When it comes to choose a knife you want to have one that will last a lifetime… this comes down to what kind of metal you have in the knife.
You see, if you purchase a lower quality blade it can be susceptible to rust, breakage, flimsiness and inability to stay sharp. These are all things you want to avoid when it comes to a knife, because if your knives rust, then it is a serious health risk.
If your knife breaks, well then you have to get a new one… if it is flimsy or dull then you risk the cutting yourself and also ruining your food that you cut.
We will share with you some of the most common knife blade metals and the benefits along with consequences of each metal.
You can check out this awesome chart about knife metals.
The Best Knife Metals
1. 420 Stainless Steel
This is one of the most commonly used metals for knife blades because it is inexpensive, and is also a strong, durable metal.
With this in mind, they tend to be easy to reshape, along with the fact that they retain an edge for a fairly decent amount of time makes it a good quality metal.
On top of this, it has decent resistance against corrosion, which is a must because using a rusty blade is not safe at all.
The main downfall though is that since it is not a high quality blade metal, which means that if you want a high quality knife, you won’t get it with this blade metal.
2. CPM S30V®
This is an American made engineered metal and is known for its high quality. It has some of the best corrosion resistance on the market, because it is designed to work in almost any situation.
On top of that it has a very high blade retention which means if you sharpen it, it will stay sharp for a very long time, On the other hand though, this also means that it will be harder to sharpen because it is made to last and keep its edge… however that is a minor flaw.
Lastly, since it is a much higher quality knife blade, it can also boost the prices of the knives thus making them more expensive. However it is better to spend money a higher quality blade than a cheap blade.
This is the counterpart to the CPM S30V, it is a high quality steel that contains carbon along with high amounts of chromium, molybdenum and vanadium. Which pretty much means it has added in elements to make it stronger, and more durable.
The steel is double tempered which gives any knife with the S30V steel higher durability and sharpness.
On top of that it does come with a higher resistance to corrosion because it is double tempered, however like its counterpart the CPM S30V it does take more effort to sharpen because of how hard of a metal it is.
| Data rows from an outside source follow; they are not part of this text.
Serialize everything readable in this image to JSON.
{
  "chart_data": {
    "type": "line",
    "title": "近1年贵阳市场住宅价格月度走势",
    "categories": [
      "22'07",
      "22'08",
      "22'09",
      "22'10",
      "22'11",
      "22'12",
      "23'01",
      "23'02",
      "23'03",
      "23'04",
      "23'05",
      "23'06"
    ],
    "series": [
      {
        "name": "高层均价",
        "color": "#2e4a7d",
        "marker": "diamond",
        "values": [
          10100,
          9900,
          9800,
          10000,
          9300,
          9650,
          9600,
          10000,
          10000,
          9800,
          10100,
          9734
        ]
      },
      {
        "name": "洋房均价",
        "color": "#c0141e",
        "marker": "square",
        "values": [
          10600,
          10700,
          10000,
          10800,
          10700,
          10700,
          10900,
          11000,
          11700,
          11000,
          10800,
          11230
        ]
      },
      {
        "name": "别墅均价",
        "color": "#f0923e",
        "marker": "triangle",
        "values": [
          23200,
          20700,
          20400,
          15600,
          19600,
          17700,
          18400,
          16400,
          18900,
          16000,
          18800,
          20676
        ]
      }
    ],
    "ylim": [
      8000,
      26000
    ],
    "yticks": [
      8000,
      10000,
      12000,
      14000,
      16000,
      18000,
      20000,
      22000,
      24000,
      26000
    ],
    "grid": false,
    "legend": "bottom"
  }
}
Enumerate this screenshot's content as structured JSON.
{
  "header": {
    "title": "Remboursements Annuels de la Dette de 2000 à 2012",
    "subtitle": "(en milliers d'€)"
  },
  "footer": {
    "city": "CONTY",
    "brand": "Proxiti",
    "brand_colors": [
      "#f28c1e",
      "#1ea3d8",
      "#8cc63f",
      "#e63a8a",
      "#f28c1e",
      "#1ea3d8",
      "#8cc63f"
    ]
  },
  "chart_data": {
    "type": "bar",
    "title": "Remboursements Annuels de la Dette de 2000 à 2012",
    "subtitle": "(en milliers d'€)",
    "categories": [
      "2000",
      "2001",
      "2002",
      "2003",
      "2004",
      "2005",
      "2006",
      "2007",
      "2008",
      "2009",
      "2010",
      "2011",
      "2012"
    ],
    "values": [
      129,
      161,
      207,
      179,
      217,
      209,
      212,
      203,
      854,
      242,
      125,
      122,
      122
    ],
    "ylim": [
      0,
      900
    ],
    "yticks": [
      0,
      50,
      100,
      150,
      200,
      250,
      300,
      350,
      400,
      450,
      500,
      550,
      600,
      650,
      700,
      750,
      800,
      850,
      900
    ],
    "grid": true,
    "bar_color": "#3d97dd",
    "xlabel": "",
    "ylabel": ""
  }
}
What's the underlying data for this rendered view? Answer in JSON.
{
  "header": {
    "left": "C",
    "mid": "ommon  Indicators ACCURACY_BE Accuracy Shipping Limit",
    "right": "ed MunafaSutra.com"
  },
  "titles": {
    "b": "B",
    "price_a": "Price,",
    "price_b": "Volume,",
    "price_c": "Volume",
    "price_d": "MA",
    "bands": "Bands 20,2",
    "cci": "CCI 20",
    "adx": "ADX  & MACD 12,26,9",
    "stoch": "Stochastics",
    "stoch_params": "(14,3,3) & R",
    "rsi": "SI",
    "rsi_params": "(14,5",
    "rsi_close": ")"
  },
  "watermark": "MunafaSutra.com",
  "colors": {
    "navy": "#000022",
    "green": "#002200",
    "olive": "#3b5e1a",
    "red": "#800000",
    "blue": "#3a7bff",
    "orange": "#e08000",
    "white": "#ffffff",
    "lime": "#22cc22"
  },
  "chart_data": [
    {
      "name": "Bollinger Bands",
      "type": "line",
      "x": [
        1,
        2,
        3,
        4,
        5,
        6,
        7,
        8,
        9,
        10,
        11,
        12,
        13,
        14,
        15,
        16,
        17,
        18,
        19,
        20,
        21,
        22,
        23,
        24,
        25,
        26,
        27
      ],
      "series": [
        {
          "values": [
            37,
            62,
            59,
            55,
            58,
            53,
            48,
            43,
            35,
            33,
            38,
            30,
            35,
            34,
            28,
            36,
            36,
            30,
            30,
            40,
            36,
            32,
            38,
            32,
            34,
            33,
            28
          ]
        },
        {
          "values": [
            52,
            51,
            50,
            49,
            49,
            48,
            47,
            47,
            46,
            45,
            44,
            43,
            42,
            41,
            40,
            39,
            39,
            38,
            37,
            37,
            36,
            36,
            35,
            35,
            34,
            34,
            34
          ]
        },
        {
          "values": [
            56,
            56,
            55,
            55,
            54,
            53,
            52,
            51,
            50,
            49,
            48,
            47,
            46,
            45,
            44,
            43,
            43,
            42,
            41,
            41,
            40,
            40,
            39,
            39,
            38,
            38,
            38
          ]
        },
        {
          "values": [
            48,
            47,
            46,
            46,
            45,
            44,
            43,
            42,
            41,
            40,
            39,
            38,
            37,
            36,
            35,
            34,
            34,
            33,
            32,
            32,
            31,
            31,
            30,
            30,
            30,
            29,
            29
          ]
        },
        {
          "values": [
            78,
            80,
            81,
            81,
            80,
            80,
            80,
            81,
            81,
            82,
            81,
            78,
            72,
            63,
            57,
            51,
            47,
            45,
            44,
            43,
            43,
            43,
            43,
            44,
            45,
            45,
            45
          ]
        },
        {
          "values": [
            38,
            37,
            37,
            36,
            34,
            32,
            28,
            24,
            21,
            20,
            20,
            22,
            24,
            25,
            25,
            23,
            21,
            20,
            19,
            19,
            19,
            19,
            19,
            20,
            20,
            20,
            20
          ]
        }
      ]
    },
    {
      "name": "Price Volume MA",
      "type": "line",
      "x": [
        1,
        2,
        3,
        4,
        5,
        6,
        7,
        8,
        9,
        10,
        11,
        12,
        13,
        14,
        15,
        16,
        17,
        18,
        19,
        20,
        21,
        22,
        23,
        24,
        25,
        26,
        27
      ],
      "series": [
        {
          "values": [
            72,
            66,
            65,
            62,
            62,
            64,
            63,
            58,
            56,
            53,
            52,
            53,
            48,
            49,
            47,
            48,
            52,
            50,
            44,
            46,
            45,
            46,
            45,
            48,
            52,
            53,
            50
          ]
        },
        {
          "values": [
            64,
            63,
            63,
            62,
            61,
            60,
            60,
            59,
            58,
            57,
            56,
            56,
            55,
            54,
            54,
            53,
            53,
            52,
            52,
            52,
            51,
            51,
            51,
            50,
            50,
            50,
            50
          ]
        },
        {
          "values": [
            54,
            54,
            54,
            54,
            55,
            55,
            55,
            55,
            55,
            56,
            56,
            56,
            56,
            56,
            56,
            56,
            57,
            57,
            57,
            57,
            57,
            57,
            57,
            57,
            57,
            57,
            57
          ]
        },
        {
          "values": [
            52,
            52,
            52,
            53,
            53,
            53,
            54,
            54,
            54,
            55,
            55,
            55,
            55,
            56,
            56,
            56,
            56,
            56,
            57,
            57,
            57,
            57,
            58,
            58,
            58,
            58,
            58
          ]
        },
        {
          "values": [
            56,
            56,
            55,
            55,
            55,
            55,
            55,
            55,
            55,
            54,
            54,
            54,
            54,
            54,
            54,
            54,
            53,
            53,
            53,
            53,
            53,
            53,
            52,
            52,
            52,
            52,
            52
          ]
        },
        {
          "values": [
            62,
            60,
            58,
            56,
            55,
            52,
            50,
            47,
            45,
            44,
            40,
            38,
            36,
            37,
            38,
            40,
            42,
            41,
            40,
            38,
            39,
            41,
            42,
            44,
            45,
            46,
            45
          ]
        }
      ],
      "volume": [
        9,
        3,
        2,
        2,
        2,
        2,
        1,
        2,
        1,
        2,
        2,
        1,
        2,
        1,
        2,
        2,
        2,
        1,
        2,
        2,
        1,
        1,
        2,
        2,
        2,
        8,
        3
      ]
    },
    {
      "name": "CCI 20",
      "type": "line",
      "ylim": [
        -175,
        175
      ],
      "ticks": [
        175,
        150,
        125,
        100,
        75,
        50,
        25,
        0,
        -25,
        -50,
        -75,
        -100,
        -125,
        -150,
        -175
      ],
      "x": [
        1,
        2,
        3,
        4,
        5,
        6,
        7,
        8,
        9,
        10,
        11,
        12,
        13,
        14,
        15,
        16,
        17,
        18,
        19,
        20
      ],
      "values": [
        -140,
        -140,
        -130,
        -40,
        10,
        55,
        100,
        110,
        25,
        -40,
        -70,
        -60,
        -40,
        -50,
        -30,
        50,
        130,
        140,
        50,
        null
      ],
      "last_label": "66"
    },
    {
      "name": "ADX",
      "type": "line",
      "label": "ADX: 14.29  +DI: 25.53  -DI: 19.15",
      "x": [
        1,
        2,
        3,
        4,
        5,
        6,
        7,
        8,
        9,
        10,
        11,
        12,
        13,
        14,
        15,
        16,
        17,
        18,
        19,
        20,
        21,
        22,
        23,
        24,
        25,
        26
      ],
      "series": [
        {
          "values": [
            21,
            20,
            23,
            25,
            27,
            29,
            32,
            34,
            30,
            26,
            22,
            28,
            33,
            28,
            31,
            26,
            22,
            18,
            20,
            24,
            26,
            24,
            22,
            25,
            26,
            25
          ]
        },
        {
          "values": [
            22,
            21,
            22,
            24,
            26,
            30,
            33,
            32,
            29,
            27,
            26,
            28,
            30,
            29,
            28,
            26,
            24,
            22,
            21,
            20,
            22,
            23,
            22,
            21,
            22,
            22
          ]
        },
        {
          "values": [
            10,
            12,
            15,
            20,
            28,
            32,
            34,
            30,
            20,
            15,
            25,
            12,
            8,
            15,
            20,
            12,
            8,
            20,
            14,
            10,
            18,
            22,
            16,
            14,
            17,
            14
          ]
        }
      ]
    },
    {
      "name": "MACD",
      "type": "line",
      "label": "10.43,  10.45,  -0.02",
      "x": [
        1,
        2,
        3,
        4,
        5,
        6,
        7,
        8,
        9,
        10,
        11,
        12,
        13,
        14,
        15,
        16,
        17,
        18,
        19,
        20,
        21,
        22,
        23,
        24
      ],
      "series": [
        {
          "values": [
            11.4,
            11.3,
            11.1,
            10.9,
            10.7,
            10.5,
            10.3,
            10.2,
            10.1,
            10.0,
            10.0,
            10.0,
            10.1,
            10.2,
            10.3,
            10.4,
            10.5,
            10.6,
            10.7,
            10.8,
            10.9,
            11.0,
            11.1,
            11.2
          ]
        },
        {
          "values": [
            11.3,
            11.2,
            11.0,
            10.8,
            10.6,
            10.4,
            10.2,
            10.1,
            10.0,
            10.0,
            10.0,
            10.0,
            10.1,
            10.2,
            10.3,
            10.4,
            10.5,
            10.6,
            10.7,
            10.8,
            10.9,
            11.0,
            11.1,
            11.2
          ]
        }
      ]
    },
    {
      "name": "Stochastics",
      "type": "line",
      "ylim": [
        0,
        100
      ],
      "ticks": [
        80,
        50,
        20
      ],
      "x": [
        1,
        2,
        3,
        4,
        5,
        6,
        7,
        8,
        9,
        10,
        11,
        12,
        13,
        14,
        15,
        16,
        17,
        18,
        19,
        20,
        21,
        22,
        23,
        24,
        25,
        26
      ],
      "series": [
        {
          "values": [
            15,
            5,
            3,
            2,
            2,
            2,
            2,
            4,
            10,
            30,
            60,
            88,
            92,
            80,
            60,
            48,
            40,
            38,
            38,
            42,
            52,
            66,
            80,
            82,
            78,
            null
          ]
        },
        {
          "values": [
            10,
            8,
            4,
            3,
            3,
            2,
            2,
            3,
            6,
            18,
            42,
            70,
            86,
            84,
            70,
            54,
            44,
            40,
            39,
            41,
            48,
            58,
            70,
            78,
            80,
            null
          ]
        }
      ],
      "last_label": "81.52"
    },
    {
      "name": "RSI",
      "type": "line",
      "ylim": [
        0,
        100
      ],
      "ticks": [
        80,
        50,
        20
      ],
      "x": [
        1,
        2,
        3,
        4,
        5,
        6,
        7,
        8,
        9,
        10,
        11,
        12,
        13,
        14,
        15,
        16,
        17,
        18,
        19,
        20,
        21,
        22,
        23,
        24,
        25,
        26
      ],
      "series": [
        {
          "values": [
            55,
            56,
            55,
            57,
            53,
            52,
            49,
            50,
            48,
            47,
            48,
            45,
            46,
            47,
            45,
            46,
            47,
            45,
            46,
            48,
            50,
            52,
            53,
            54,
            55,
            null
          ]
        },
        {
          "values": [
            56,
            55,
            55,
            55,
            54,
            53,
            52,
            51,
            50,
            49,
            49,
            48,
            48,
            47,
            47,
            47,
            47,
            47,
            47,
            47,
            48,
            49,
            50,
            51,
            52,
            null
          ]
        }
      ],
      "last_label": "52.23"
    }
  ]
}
4. 440A High Carbon Stainless Steel
This is a very comment high carbon stainless steel that is especially used for sushi and sashimi knives. The reason that it is used for sushi and sashimi knives is because the high carbon keeps food from sticking to the blade.
On top of that it is able to keep an edge very well, but you do sacrifice corrosion resistance, so with these kind of knives you have to make sure that you wash/clean them and then dry right away.
5. Carbon V®
Last but certainly not least is the Carbon V… It is one of the best knife metals out there because it is a low alloy, steel that is superior to most steels due to its chemistry and the way it is made.
Carbon V® knives will last for a long time due to its toughness, however this does make it harder to sharpen the knife because it is so hard. But I think that is a minor flaw, because we would rather have a blade that will last a lifetime, than a knife that could potentially break or be dull all of the time.
On top of that, it will make the knives more expensive because Carbon V® is an extremely high quality knife metal, but this is easily compensated by how long your knife will last.